Pertempuran di Barus pun berlangsung dengan sangat sengit. Perang ini dimulai dengan memborbardir pelabuhan Barus oleh pasukan Aceh hingga kota pelabuhan tersebut hancur berantakan. Pertempuran bersosoh pun            dimulai begitu pasukan penyerang melakukan pendaratan. Pedang melawan golok, dengan diselingi lemparan-lemparan tombak. Rakyat begitu ketakutan sehingga banyak di antaranya melarikan diri. Mereka terutama adalah para pedagang dan bangsawan India dan rakyat kebanyakan.

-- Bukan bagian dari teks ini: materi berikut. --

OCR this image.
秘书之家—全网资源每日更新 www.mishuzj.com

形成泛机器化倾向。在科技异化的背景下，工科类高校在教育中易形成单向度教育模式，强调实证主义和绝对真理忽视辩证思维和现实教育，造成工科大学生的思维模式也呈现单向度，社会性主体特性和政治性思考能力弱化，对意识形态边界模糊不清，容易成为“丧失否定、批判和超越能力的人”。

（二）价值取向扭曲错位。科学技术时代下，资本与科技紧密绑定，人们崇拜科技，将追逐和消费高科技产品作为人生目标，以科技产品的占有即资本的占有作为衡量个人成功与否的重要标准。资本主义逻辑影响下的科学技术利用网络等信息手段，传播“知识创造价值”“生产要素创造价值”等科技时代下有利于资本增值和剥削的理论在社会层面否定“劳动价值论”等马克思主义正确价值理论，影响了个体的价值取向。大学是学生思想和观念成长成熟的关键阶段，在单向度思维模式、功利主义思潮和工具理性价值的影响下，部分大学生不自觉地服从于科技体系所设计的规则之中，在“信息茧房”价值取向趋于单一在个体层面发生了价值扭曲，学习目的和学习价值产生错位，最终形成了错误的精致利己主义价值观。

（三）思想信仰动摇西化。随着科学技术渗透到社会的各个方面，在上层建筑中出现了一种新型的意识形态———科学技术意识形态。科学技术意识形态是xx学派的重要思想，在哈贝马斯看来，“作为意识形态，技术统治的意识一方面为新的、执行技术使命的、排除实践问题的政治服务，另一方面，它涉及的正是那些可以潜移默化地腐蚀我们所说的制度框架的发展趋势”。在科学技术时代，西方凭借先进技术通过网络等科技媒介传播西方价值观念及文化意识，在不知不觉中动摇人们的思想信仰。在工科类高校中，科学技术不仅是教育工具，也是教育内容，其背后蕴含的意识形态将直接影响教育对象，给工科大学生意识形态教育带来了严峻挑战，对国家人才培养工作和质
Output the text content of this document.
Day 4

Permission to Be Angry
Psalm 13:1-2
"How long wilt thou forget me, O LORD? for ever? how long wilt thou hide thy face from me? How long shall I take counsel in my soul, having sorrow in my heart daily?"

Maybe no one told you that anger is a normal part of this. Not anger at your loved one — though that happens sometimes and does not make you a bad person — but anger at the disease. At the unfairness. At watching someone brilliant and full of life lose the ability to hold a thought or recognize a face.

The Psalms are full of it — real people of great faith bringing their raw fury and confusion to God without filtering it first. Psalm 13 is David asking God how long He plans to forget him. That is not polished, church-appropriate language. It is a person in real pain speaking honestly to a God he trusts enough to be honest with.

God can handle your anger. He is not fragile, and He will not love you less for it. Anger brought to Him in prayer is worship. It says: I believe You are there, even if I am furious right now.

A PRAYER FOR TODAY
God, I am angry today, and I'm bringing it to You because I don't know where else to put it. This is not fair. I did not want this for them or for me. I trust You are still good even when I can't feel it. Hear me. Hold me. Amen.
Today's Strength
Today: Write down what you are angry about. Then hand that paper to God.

Mereka melarikan diri dan bersembunyi di dalam hutan.

Setelah melihat kenyataan bahwa pasukan Raja Batak sudah takluk dan sebagian sudah ditawan, rakyat kebanyakan dan bangsawan Tamil tersebut menarik diri makin jauh ke pedalaman dengan menyusuri sungai-sungai hingga ke hulu dan memanjat tebing-tebing yang tinggi. Perjalanan makin dirasakan sulit karena bersama mereka turut sejumlah wanita, orang-orang tua dan anak-anak. Mereka akhirnya tiba di suatu dataran yang sekarang dikenal dengan nama Dataran Tinggi Karo. Mereka inilah yang kemudian hari dikenal sebagai leluhur Puak Karo dan Puak Pakpak. Keturunan para bangsawan ini dikenal dengan marga Sembiring Brahmana, Sembiring Meliala dan Colia. Sebagai kenangan bahwa mereka pernah berdiam di Barus, salah satu kelompok marga di Karo juga menamakan diri sebagai marga Barus dan turunan para bangsawan India  memakai nama marga,  Sembiring Brahmana. Dalam hidup sehari-hari banyak kebiasaan Hindu kuno yang sampai sekarang masih di pegang oleh orang Karo, seperti mar pangir ku lau, satu kebiasaan Hindu membersihkan diri di sungai Gangga.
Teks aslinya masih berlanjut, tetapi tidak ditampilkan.